Hoffentlich muss ich nicht plötzlich niesen und unterbreche die Stille. Über meine Buchseiten beobachte ich die Runde. Die meisten wirken fokussiert und scheinen schon tief in einer Geschichte zu stecken, ein paar fangen meinen Blick ein. Ich gucke schnell woandershin, es soll schließlich niemand merken, dass ich mich nicht auf die Situation einlassen kann. Ich versuche, ein paar Zeilen zu lesen.
Erst als ich aufschrecke, weil der junge Mann hastig seine Jacke greift und die Runde verlässt, merke ich, dass ich tief in mein Buch versunken war. Musste er früher los, war ihm sein Buch zu langweilig oder konnte er sich auf seinem Holzstuhl nicht entspannen?

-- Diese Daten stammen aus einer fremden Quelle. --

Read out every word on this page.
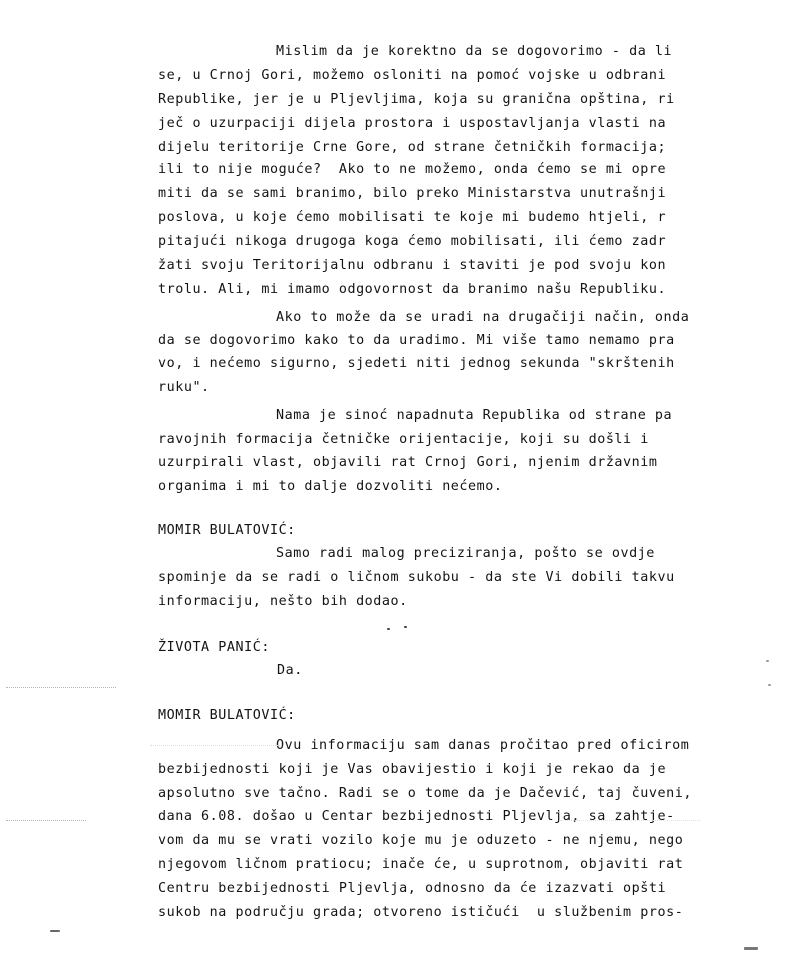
Mislim da je korektno da se dogovorimo - da li
se, u Crnoj Gori, možemo osloniti na pomoć vojske u odbrani
Republike, jer je u Pljevljima, koja su granična opština, ri
ječ o uzurpaciji dijela prostora i uspostavljanja vlasti na
dijelu teritorije Crne Gore, od strane četničkih formacija;
ili to nije moguće?  Ako to ne možemo, onda ćemo se mi opre
miti da se sami branimo, bilo preko Ministarstva unutrašnji
poslova, u koje ćemo mobilisati te koje mi budemo htjeli, r
pitajući nikoga drugoga koga ćemo mobilisati, ili ćemo zadr
žati svoju Teritorijalnu odbranu i staviti je pod svoju kon
trolu. Ali, mi imamo odgovornost da branimo našu Republiku.
Ako to može da se uradi na drugačiji način, onda
da se dogovorimo kako to da uradimo. Mi više tamo nemamo pra
vo, i nećemo sigurno, sjedeti niti jednog sekunda "skrštenih
ruku".
Nama je sinoć napadnuta Republika od strane pa
ravojnih formacija četničke orijentacije, koji su došli i
uzurpirali vlast, objavili rat Crnoj Gori, njenim državnim
organima i mi to dalje dozvoliti nećemo.
MOMIR BULATOVIĆ:
Samo radi malog preciziranja, pošto se ovdje
spominje da se radi o ličnom sukobu - da ste Vi dobili takvu
informaciju, nešto bih dodao.
ŽIVOTA PANIĆ:
Da.
MOMIR BULATOVIĆ:
Ovu informaciju sam danas pročitao pred oficirom
bezbijednosti koji je Vas obavijestio i koji je rekao da je
apsolutno sve tačno. Radi se o tome da je Dačević, taj čuveni,
dana 6.08. došao u Centar bezbijednosti Pljevlja, sa zahtje-
vom da mu se vrati vozilo koje mu je oduzeto - ne njemu, nego
njegovom ličnom pratiocu; inače će, u suprotnom, objaviti rat
Centru bezbijednosti Pljevlja, odnosno da će izazvati opšti
sukob na području grada; otvoreno ističući  u službenim pros-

Ich jedenfalls bin deutlich ruhiger geworden, denn das gemeinsame Für-sich-Sein hat mich an wohlige Nachmittage im WG-Wohnzimmer erinnert. Ich genieße, dass hier Menschen um mich sind und ich nicht mit ihnen reden muss. Gemeinschaft kann so schön sein, wenn es keine Erwartung gibt, zu interagieren! Zu Hause würde ich meinen Lesefluss häufig unterbrechen, um einen Blick aufs Handy zu werfen. Aber weil niemand das macht, beherrsche ich mich. Tut gut, dem Lesen so viel Raum zu geben.
Düm, dü, dü, dü, düm. Gerade an einer spannenden Stelle hat nun der Handywecker geklingelt. Ich fühle mich ein bisschen, als würde ich nach einem Nickerchen aufwachen, und brauche kurz, um zu realisieren, wo ich gerade bin. Die anderen erzählen von ihren Büchern. Patricia Zielke liest eine Stelle vor, die sie bewegt hat. Es ist ein kurzes „Teilen“, aber ein Gespräch entsteht nicht.
Als sich dann alle verabschieden und auf den Heimweg machen, kommt mir das Ende zu abrupt. Ich war fest davon ausgegangen, im Anschluss in einer Kneipe zu versacken, angeregt über Literatur diskutierend. Aber hier scheint es einfach um eine kurze Pause vom Alltag zu gehen, in den dann alle nach einer Stunde zurückkehren. Es war gemütlich und harmonisch – aber auch ganz schön brav.